Nossa educação exaltou o valor de um casamento fechado e sem segredos, como dizia E. E. Cummings: "Um não é a metade de dois; dois são as metades de um". Siameses, até que a morte os separe. Muitos não gostam que o companheiro não lhe conte tudo porque consideram uma falta de lealdade (obviamente não estou defendendo a mudez voluntária). Mas a transparência total não existe. Mais ainda, às vezes é melhor não perguntar e, em outras, nem contar. Lembro o caso de uma senhora que, como não estava muito bem afetivamente com o marido, começou a se sentir atraída pelo melhor amigo dele. 

Ainda que nunca tivesse ocorrido nada entre eles, em uma noite de farra, já meio altos, ele se animou a dar um beijo nela, e ela não o rejeitou. Um tempo depois, num curso para casais, num ataque de sinceridade, a mulher não somente contou sobre a atração que sentia pelo tal amigo, que entre outras coisas diminuía a cada dia, mas também falou do beijo furtivo. 

Ela ficou tranqüila, leve e em paz consigo mesma, com Deus e com a humanidade; ele ficou deprimido, indignado e com ciúme paranóico. Ambos precisaram de várias sessões de terapia, uma separação temporária e quase um ano de repreensões para voltarem a começar. No entanto, parece que algo se quebrou. 

Ainda hoje, depois de cinco anos, quando a obsessão se ativa, o marido exige mais detalhes daquele beijo. A pergunta é óbvia: valeu a pena comentar aquele deslize? Não poderia ter procurado uma solução menos "sincera" e dramática? A maioria dos homens nunca esquece as puladas de cerca das mulheres.

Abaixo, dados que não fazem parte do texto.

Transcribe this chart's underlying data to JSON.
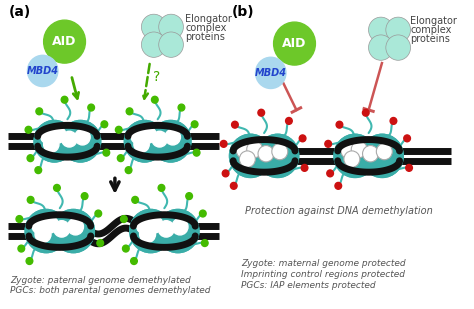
{
  "background_color": "#ffffff",
  "panel_a_label": "(a)",
  "panel_b_label": "(b)",
  "aid_color": "#6dc829",
  "aid_text": "AID",
  "mbd4_color": "#aad8ee",
  "mbd4_text": "MBD4",
  "elongator_color": "#aae8d8",
  "elongator_text_line1": "Elongator",
  "elongator_text_line2": "complex",
  "elongator_text_line3": "proteins",
  "nucleosome_teal": "#3aada8",
  "nucleosome_pink": "#f0b0d0",
  "nucleosome_white": "#ffffff",
  "dna_color": "#111111",
  "tail_color": "#40b8b0",
  "methyl_green": "#44bb00",
  "methyl_red": "#cc1111",
  "arrow_green": "#44aa00",
  "arrow_black": "#111111",
  "inhibit_color": "#cc5555",
  "question_mark": "?",
  "text_a_bottom1": "Zygote: paternal genome demethylated",
  "text_a_bottom2": "PGCs: both parental genomes demethylated",
  "text_b_middle": "Protection against DNA demethylation",
  "text_b_bottom1": "Zygote: maternal genome protected",
  "text_b_bottom2": "Imprinting control regions protected",
  "text_b_bottom3": "PGCs: IAP elements protected",
  "font_size_label": 9,
  "font_size_protein": 8,
  "font_size_bottom": 6.5
}
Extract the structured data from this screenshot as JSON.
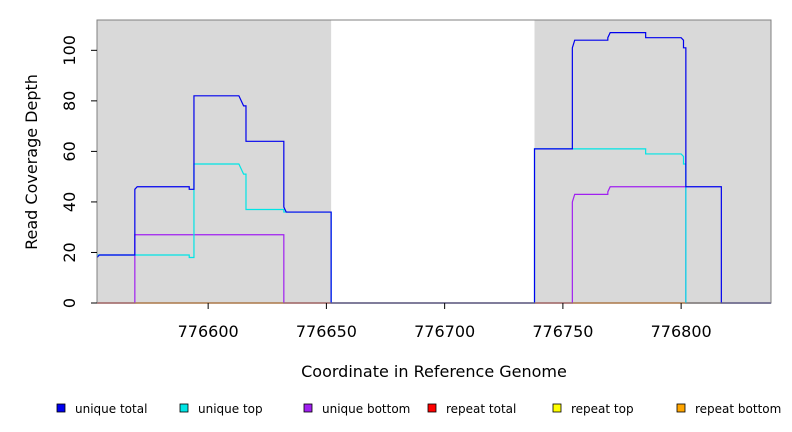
{
  "chart_data": {
    "type": "line",
    "xlabel": "Coordinate in Reference Genome",
    "ylabel": "Read Coverage Depth",
    "xlim": [
      776553,
      776838
    ],
    "ylim": [
      0,
      112
    ],
    "x_ticks": [
      776600,
      776650,
      776700,
      776750,
      776800
    ],
    "y_ticks": [
      0,
      20,
      40,
      60,
      80,
      100
    ],
    "grid": false,
    "background_regions": [
      {
        "x0": 776553,
        "x1": 776652,
        "color": "#d9d9d9"
      },
      {
        "x0": 776738,
        "x1": 776838,
        "color": "#d9d9d9"
      }
    ],
    "series": [
      {
        "name": "unique total",
        "color": "#0000ee",
        "points": [
          [
            776553,
            18
          ],
          [
            776554,
            19
          ],
          [
            776569,
            19
          ],
          [
            776569,
            45
          ],
          [
            776570,
            46
          ],
          [
            776592,
            46
          ],
          [
            776592,
            45
          ],
          [
            776594,
            45
          ],
          [
            776594,
            82
          ],
          [
            776613,
            82
          ],
          [
            776614,
            80
          ],
          [
            776615,
            78
          ],
          [
            776616,
            78
          ],
          [
            776616,
            64
          ],
          [
            776632,
            64
          ],
          [
            776632,
            38
          ],
          [
            776633,
            36
          ],
          [
            776652,
            36
          ],
          [
            776652,
            0
          ],
          [
            776738,
            0
          ],
          [
            776738,
            61
          ],
          [
            776754,
            61
          ],
          [
            776754,
            101
          ],
          [
            776755,
            104
          ],
          [
            776769,
            104
          ],
          [
            776769,
            105
          ],
          [
            776770,
            107
          ],
          [
            776785,
            107
          ],
          [
            776785,
            105
          ],
          [
            776800,
            105
          ],
          [
            776801,
            104
          ],
          [
            776801,
            101
          ],
          [
            776802,
            101
          ],
          [
            776802,
            46
          ],
          [
            776817,
            46
          ],
          [
            776817,
            0
          ],
          [
            776838,
            0
          ]
        ]
      },
      {
        "name": "unique top",
        "color": "#00e5e5",
        "points": [
          [
            776553,
            19
          ],
          [
            776592,
            19
          ],
          [
            776592,
            18
          ],
          [
            776594,
            18
          ],
          [
            776594,
            55
          ],
          [
            776613,
            55
          ],
          [
            776614,
            53
          ],
          [
            776615,
            51
          ],
          [
            776616,
            51
          ],
          [
            776616,
            37
          ],
          [
            776632,
            37
          ],
          [
            776632,
            36
          ],
          [
            776652,
            36
          ],
          [
            776652,
            0
          ],
          [
            776738,
            0
          ],
          [
            776738,
            61
          ],
          [
            776785,
            61
          ],
          [
            776785,
            59
          ],
          [
            776800,
            59
          ],
          [
            776801,
            58
          ],
          [
            776801,
            55
          ],
          [
            776802,
            55
          ],
          [
            776802,
            0
          ],
          [
            776838,
            0
          ]
        ]
      },
      {
        "name": "unique bottom",
        "color": "#a020f0",
        "points": [
          [
            776553,
            0
          ],
          [
            776569,
            0
          ],
          [
            776569,
            27
          ],
          [
            776632,
            27
          ],
          [
            776632,
            0
          ],
          [
            776754,
            0
          ],
          [
            776754,
            40
          ],
          [
            776755,
            43
          ],
          [
            776769,
            43
          ],
          [
            776769,
            44
          ],
          [
            776770,
            46
          ],
          [
            776802,
            46
          ],
          [
            776802,
            0
          ],
          [
            776838,
            0
          ]
        ]
      },
      {
        "name": "repeat total",
        "color": "#ff0000",
        "points": [
          [
            776553,
            0
          ],
          [
            776838,
            0
          ]
        ]
      },
      {
        "name": "repeat top",
        "color": "#ffff00",
        "points": [
          [
            776553,
            0
          ],
          [
            776838,
            0
          ]
        ]
      },
      {
        "name": "repeat bottom",
        "color": "#ffa500",
        "points": [
          [
            776553,
            0
          ],
          [
            776838,
            0
          ]
        ]
      }
    ]
  }
}
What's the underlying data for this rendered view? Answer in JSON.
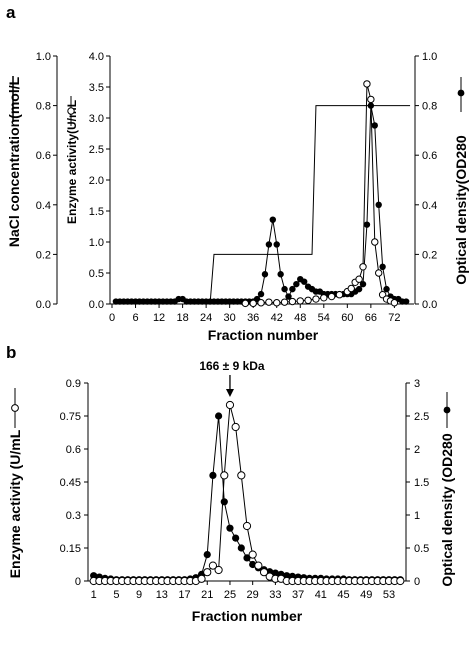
{
  "chart_data": [
    {
      "panel": "a",
      "type": "line",
      "xlabel": "Fraction number",
      "x_ticks": [
        0,
        6,
        12,
        18,
        24,
        30,
        36,
        42,
        48,
        54,
        60,
        66,
        72
      ],
      "x_range": [
        0,
        77
      ],
      "axes": [
        {
          "id": "nacl",
          "label": "NaCl concentration(mol/L",
          "range": [
            0,
            1.0
          ],
          "ticks": [
            "0.0",
            "0.2",
            "0.4",
            "0.6",
            "0.8",
            "1.0"
          ]
        },
        {
          "id": "enzyme",
          "label": "Enzyme activity(U/mL",
          "range": [
            0,
            4.0
          ],
          "ticks": [
            "0.0",
            "0.5",
            "1.0",
            "1.5",
            "2.0",
            "2.5",
            "3.0",
            "3.5",
            "4.0"
          ]
        },
        {
          "id": "od",
          "label": "Optical density(OD280",
          "range": [
            0,
            1.0
          ],
          "ticks": [
            "0.0",
            "0.2",
            "0.4",
            "0.6",
            "0.8",
            "1.0"
          ]
        }
      ],
      "series": [
        {
          "axis": "od",
          "marker": "filled-circle",
          "x": [
            1,
            2,
            3,
            4,
            5,
            6,
            7,
            8,
            9,
            10,
            11,
            12,
            13,
            14,
            15,
            16,
            17,
            18,
            19,
            20,
            21,
            22,
            23,
            24,
            25,
            26,
            27,
            28,
            29,
            30,
            31,
            32,
            33,
            34,
            35,
            36,
            37,
            38,
            39,
            40,
            41,
            42,
            43,
            44,
            45,
            46,
            47,
            48,
            49,
            50,
            51,
            52,
            53,
            54,
            55,
            56,
            57,
            58,
            59,
            60,
            61,
            62,
            63,
            64,
            65,
            66,
            67,
            68,
            69,
            70,
            71,
            72,
            73,
            74,
            75
          ],
          "values": [
            0.01,
            0.01,
            0.01,
            0.01,
            0.01,
            0.01,
            0.01,
            0.01,
            0.01,
            0.01,
            0.01,
            0.01,
            0.01,
            0.01,
            0.01,
            0.01,
            0.02,
            0.02,
            0.01,
            0.01,
            0.01,
            0.01,
            0.01,
            0.01,
            0.01,
            0.01,
            0.01,
            0.01,
            0.01,
            0.01,
            0.01,
            0.01,
            0.01,
            0.01,
            0.01,
            0.01,
            0.02,
            0.04,
            0.12,
            0.24,
            0.34,
            0.24,
            0.12,
            0.06,
            0.03,
            0.06,
            0.08,
            0.1,
            0.09,
            0.07,
            0.06,
            0.05,
            0.05,
            0.04,
            0.04,
            0.04,
            0.04,
            0.04,
            0.04,
            0.04,
            0.04,
            0.05,
            0.06,
            0.08,
            0.32,
            0.8,
            0.72,
            0.4,
            0.15,
            0.06,
            0.03,
            0.02,
            0.02,
            0.01,
            0.01
          ]
        },
        {
          "axis": "enzyme",
          "marker": "open-circle",
          "x": [
            34,
            36,
            38,
            40,
            42,
            44,
            46,
            48,
            50,
            52,
            54,
            56,
            58,
            60,
            61,
            62,
            63,
            64,
            65,
            66,
            67,
            68,
            69,
            70,
            71,
            72
          ],
          "values": [
            0.01,
            0.01,
            0.02,
            0.03,
            0.02,
            0.03,
            0.04,
            0.05,
            0.06,
            0.08,
            0.1,
            0.12,
            0.15,
            0.2,
            0.25,
            0.35,
            0.4,
            0.6,
            3.55,
            3.3,
            1.0,
            0.5,
            0.15,
            0.08,
            0.05,
            0.02
          ]
        },
        {
          "axis": "nacl",
          "marker": "none",
          "x": [
            0,
            25,
            26,
            51,
            52,
            76
          ],
          "values": [
            0,
            0,
            0.2,
            0.2,
            0.8,
            0.8
          ]
        }
      ]
    },
    {
      "panel": "b",
      "type": "line",
      "xlabel": "Fraction number",
      "x_ticks": [
        1,
        5,
        9,
        13,
        17,
        21,
        25,
        29,
        33,
        37,
        41,
        45,
        49,
        53
      ],
      "x_range": [
        0,
        56
      ],
      "annotation": "166 ± 9 kDa",
      "annotation_x": 25,
      "axes": [
        {
          "id": "enzyme",
          "label": "Enzyme activity (U/mL",
          "range": [
            0,
            0.9
          ],
          "ticks": [
            "0",
            "0.15",
            "0.3",
            "0.45",
            "0.6",
            "0.75",
            "0.9"
          ]
        },
        {
          "id": "od",
          "label": "Optical density (OD280",
          "range": [
            0,
            3
          ],
          "ticks": [
            "0",
            "0.5",
            "1",
            "1.5",
            "2",
            "2.5",
            "3"
          ]
        }
      ],
      "series": [
        {
          "axis": "od",
          "marker": "filled-circle",
          "x": [
            1,
            2,
            3,
            4,
            5,
            6,
            7,
            8,
            9,
            10,
            11,
            12,
            13,
            14,
            15,
            16,
            17,
            18,
            19,
            20,
            21,
            22,
            23,
            24,
            25,
            26,
            27,
            28,
            29,
            30,
            31,
            32,
            33,
            34,
            35,
            36,
            37,
            38,
            39,
            40,
            41,
            42,
            43,
            44,
            45,
            46,
            47,
            48,
            49,
            50,
            51,
            52,
            53,
            54,
            55
          ],
          "values": [
            0.08,
            0.06,
            0.04,
            0.03,
            0.02,
            0.02,
            0.02,
            0.02,
            0.02,
            0.02,
            0.02,
            0.02,
            0.02,
            0.02,
            0.02,
            0.02,
            0.02,
            0.03,
            0.05,
            0.1,
            0.4,
            1.6,
            2.5,
            1.2,
            0.8,
            0.65,
            0.5,
            0.35,
            0.25,
            0.2,
            0.17,
            0.14,
            0.12,
            0.1,
            0.08,
            0.07,
            0.06,
            0.05,
            0.04,
            0.04,
            0.04,
            0.03,
            0.03,
            0.03,
            0.03,
            0.02,
            0.02,
            0.02,
            0.02,
            0.02,
            0.02,
            0.02,
            0.02,
            0.02,
            0.02
          ]
        },
        {
          "axis": "enzyme",
          "marker": "open-circle",
          "x": [
            1,
            2,
            3,
            4,
            5,
            6,
            7,
            8,
            9,
            10,
            11,
            12,
            13,
            14,
            15,
            16,
            17,
            18,
            19,
            20,
            21,
            22,
            23,
            24,
            25,
            26,
            27,
            28,
            29,
            30,
            31,
            32,
            33,
            34,
            35,
            36,
            37,
            38,
            39,
            40,
            41,
            42,
            43,
            44,
            45,
            46,
            47,
            48,
            49,
            50,
            51,
            52,
            53,
            54,
            55
          ],
          "values": [
            0.0,
            0.0,
            0.0,
            0.0,
            0.0,
            0.0,
            0.0,
            0.0,
            0.0,
            0.0,
            0.0,
            0.0,
            0.0,
            0.0,
            0.0,
            0.0,
            0.0,
            0.0,
            0.0,
            0.01,
            0.04,
            0.07,
            0.05,
            0.48,
            0.8,
            0.7,
            0.48,
            0.25,
            0.12,
            0.07,
            0.04,
            0.02,
            0.01,
            0.01,
            0.0,
            0.0,
            0.0,
            0.0,
            0.0,
            0.0,
            0.0,
            0.0,
            0.0,
            0.0,
            0.0,
            0.0,
            0.0,
            0.0,
            0.0,
            0.0,
            0.0,
            0.0,
            0.0,
            0.0,
            0.0
          ]
        }
      ]
    }
  ]
}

Em outro exemplo, uma mulher que trabalhava como vendedora de cosméticos para ajudar com os gastos da casa havia decidido abrir sua própria poupança. Por recomendação da mãe e porque o marido era muito tacanho, começou a economizar escondido dez por cento do total de suas vendas para pagar seus gastos. Contribuía com noventa por cento e ficava com dez. Por conselho de um sacerdote e para evitar estar em pecado, confessou ao marido o auto-empréstimo que estava fazendo sem autorização. Melhor seria ter sido presa. As medidas repressivas do marido foram impressionantes. Iam do confisco efetivo dos privilégios até o escárnio público. Teve algum sentido comentar sobre a economia secreta? Em outro caso, um homem cometeu o erro de confessar à mulher que ainda gostava de uma ex-namorada, casada e com filhos, que trabalhava na mesma empresa. 

Não teve vida até pedir demissão do trabalho. Uma jovem a ponto de se casar confessou ao noivo, com quem mantinha relações sexuais freqüentes, que ele não havia sido o primeiro. O projeto de casamento desmoronou.

A idéia não é jogar às escondidas, fomentar a libertinagem e eliminar todo rastro de honra, mas estabelecer os limites da própria privacidade. Algo assim como o sigilo do inquérito. E isso não é desamor, mas inteligência afetiva. A independência (territorialidade) segue sendo a melhor opção para que um casal perdure e não se consuma. Ainda que as pessoas apegadas tenham medo do livre-arbítrio e gostem de ceder espaços, sem autonomia não há amor, somente vício complacente.